— Не верю! — пошутил Навигатор, все еще возясь с замком, запирая свои, любимые железные ворота.

— Мысль в переполненной мозгами и полезными извилинами тесной черепной коробке всегда искривлена, а подчас убога, похожа на Волка из 'Ну погоди', побывавшего в канализационных трубах. Помнишь мультик? А вот когда за лбом нет мозга — случается же такое счастье, когда там космический вакуум или его отражение, то мысль, с трудом выбравшись из плотных извилин, она или падает и скатывается в нос или в глотку, и превращается там сам знаешь во что, или летит в пустоте, что уже чудо, распрямляясь и не сталкиваясь с соседками.

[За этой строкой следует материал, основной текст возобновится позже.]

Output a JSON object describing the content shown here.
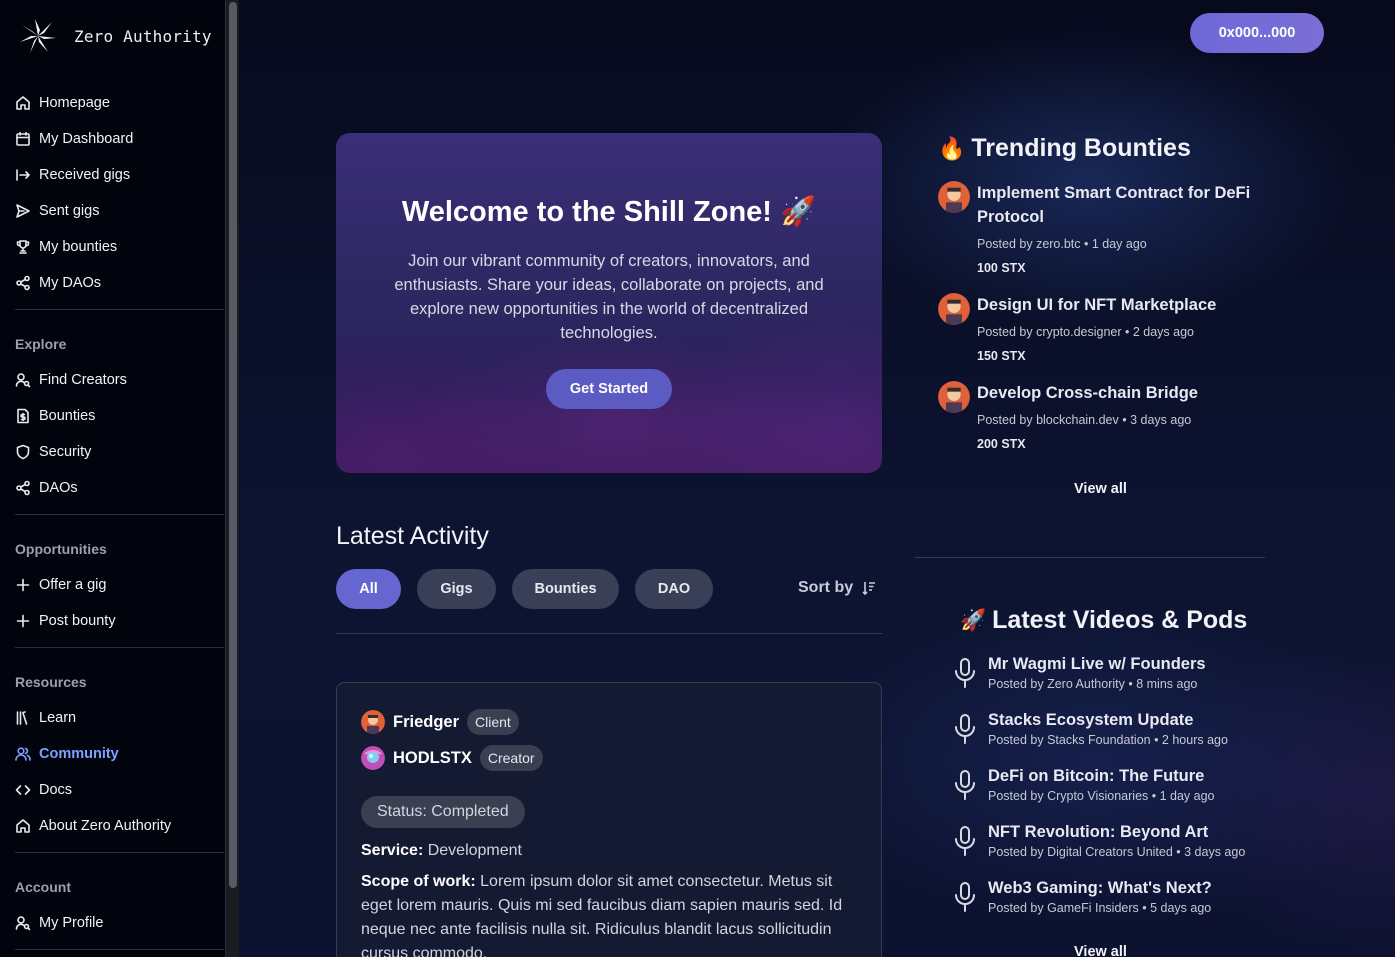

Десять сантиметров, не меньше — как в вакууме атом. Это называется свободой, или, если хочешь — свободомыслием.

— Книги…

— Так вот, признаюсь, я не смог прочитать ее сразу. Наверное, мощный и плотный солженицынский ум не смог соотнестись с моей священной пустотой? Не зазвенело. Но позже, где-то через годик, я загремел в больницу, с язвой. Кровотечение, и все такое прочее… пришлось отлежать три недели, от звонка до звонка. И вот тогда-то я взял с собой именно эту книгу. Интуитивно я понял, что о тюрьме нужно читать в тюрьме, то есть о несвободе в несвободе. И я читал ее понемногу, от точки к точке, все эти три недели. По стилю я вспомнил, что в детстве уже читал его повесть в каком-то журнале, и называлась она 'Один день Ивана Денисовича', и что она понравилась мне тогда. Я искренне переживал за этого человека, зримо представляя себе холод и снег, лагерную, внешнюю стылую опасность и жар внутренней борьбы на шмоне. Я был на его стороне. Потом я вышел из больницы, купил 'альмагель' и неизвестные до этого таблетки, но читать Солженицына я больше не хотел.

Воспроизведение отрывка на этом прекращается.